However, with a little patience and a little time, things will aways start to happen. Suddenly a hobby shot out of the woods – it was chasing a swallow and for a second or two it followed every twist and turn of its quarry, before aborting the attack and gliding nonchalantly off. Incredible.

Hobby, Bastemose

Three hobbies were now hunting over the marsh – starting high, then pulling back their wing tips and swooping down at great speed, low over the water, then sailing up again into a great lazy arc, sometimes with a dragonfly in their clutches. At one point, one of the hobbies rested in the top of a pine tree, silhouetted against the light.

Sunset hobby I, Bastemose

Later, as the sun was setting the hobby rested in another tree on the opposite side of the marsh – this time bathed in the golden light of the evening. It had been an unforgettable day full of light and life.

Sunset hobby II, Bastemose

LAND 24

WEATHER REPORT – Sunny periods most of the day. Temperature 14 – 19 degrees. Wind 1 – 4 m/s, changeable. Hours of precipitation: 0 hours. Hours of sunshine: 11 hours.

STOPS with the BIVVY – 0

KILOMETRES WALKED – 15.71 km

DAY LASTED – 17h and 20 m

PEOPLE TALKED TO – 0

BIRDS SEEN and HEARD – 45 species: 4 new (little grebe, hobby, reed warbler, spotted flycatcher) running total = 117 species

LESSONS LEARNED – I tried a new rucksack today, so learned lots about how to use it

IN MY HEAD – I thought about how the forest is constantly growing, plants fighting for dominance and constantly eradicating our ephemeral attempts to create order and control.

I thought about biodiversity and the 17 bison that pull in over 100,000 tourists to the forest every year – and the 600,000 Bornholmian pigs hidden in giant sheds on the island.

LAND 23 – Aa Kirke to Svinemose, 09.06.23

Denne side på dansk her

LAND 23 The Aa church sits like a beacon in the middle of the village, close to the middle of the island. Solid and unpretentious, its thick walls are made from granite, sandstone, and limestone, all sourced from local quarries. A physical manifestation of the island’s geology and culture, it is easy to imagine how Aa church was the spiritual and social hub of its surrounding community. I walked around the immaculately maintained graveyard, reading the inscriptions detailing lives long past – many grouped together according to the local farm they came from.

Aa Church, Aakirkeby

These were my thoughts as I wandered around, while around me the village slept. The dawn started off clear, but as I headed north away from Aakirkeby, the wind picked up and a cold fog settled over the lush green fields. I quickly regretted not taking more clothes.

Looking east from Sigtemøllevej

My route took me up into central forest again, along roads and tracks mostly unknown to me. This area felt remote and somehow old. I thought of borders, visible and invisible, and had the sense that I had crossed into a new part of the island – or maybe I had crossed into a new season? The birdsong was tailing off, and squadrons of starlings and their newly fledged young were everywhere. It felt different.

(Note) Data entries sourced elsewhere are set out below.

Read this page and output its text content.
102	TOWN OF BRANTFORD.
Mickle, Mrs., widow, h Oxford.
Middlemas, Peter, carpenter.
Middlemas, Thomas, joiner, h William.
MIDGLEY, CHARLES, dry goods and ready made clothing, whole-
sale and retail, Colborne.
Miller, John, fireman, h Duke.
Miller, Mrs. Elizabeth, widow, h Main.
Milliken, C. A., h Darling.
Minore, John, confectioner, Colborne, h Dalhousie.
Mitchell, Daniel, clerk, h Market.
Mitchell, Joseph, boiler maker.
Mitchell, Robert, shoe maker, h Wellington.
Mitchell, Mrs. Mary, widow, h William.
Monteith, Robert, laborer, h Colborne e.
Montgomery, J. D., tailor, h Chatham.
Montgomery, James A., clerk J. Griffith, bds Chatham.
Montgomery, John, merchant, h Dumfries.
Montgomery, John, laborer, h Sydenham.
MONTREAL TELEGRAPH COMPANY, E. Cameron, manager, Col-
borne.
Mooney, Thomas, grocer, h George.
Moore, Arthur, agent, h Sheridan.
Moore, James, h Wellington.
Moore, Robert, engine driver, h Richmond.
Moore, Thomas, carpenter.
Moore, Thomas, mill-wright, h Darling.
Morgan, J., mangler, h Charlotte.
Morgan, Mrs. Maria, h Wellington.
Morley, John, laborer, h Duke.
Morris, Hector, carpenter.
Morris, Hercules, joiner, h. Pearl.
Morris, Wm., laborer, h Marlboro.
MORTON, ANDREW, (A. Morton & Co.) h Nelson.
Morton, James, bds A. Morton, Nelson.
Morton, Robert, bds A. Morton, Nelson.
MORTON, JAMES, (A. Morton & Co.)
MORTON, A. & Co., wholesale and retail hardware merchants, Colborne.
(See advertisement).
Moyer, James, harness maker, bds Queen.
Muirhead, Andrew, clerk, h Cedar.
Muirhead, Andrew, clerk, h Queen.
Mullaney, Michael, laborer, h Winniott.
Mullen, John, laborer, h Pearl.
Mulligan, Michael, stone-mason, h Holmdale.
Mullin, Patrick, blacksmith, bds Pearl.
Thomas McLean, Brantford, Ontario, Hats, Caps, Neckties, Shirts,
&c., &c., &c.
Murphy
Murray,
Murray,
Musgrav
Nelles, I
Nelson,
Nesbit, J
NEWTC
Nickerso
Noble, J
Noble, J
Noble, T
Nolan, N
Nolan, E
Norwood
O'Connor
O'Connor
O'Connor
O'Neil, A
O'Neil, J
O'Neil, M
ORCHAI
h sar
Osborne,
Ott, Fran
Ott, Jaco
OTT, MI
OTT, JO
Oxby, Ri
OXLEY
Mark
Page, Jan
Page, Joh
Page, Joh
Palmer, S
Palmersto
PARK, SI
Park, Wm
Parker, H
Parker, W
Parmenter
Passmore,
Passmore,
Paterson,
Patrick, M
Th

At the edge of the forest, I stopped by a neglected barn standing alone beside a farm track. The sun was out now, and I spent far too long painting every detail, glad to be out of the wind.

An old barn, Fårebyvejen

I continued into the forest, passing briefly through the houses, vegetable gardens and workshops of a large eco-commune, and then past a huge motocross track. Both of which seemed empty of people, and both of which were completely new to me.

I carried on through the forest – sometimes monotonous plantations of fir, sometimes more diverse with newly dug ponds. I stopped by the edge of one pond for lunch, sheltered from the wind and serenaded by a non-stop chorus of croaking marsh frogs. They were scores of them in the centre of the pond, battling for the best spots, bashing into each other, and sometimes kicking jets of water into the air.

On the margins, smaller frogs waited their turn. Some stayed still long enough for me to try to capture their green brilliance, the reeds and their reflections and shadows.

I carried on through the woods. At one point following an old drystone wall – the old parish boundary. At a corner of the wall/boundary a large dead oak tree perhaps once stood alone and visible from afar – before the plantation was planted around it.

Parish boundary wall, near lillemyregårdsvej

After more wandering I arrived at the entrance of the ‘bison wood’. In 2012 seven wisent (European bison) were released into a fenced enclosure of 200 hectares – partly to contribute to the survival of this threatened species, and partly to increase biodiversity in the forest. Since then, their numbers have increased, and they are one of Bornholm’s most popular tourist attractions. Firstly, however, I was fixated on smaller prey – the dragonflies sheltering from the wind along the forest pathways.

Dragonfly studies I

Drawing dragonflies is always incredibly rewarding – the intensity of following them, waiting for them to land, madly focusing the telescope and then getting to work before they fly off again.

Dragonfly studies II

I continued through the woods and then along the edge of Svinemose – a small marsh and wetland. No bison and in fact very little bird life. By now I was tired and the wind was really aggravating me. I had reached my destination early and I was too cold. A bullfinch cheered me up momentarily, but no matter how many star jumps I did, I just couldn’t warm up.

Bullfinch in Hawthorn

Still over two hours to go, I walked back into the forest as the low sun glowed on the fir tree trunks.

Self portrait in the wood

In the forest mosquitos attacked. Out on the paths, the wind blew the mossies away, but it was cold.

Myg

A red-necked grebe sat on its nest in the marsh. I came close to quitting early.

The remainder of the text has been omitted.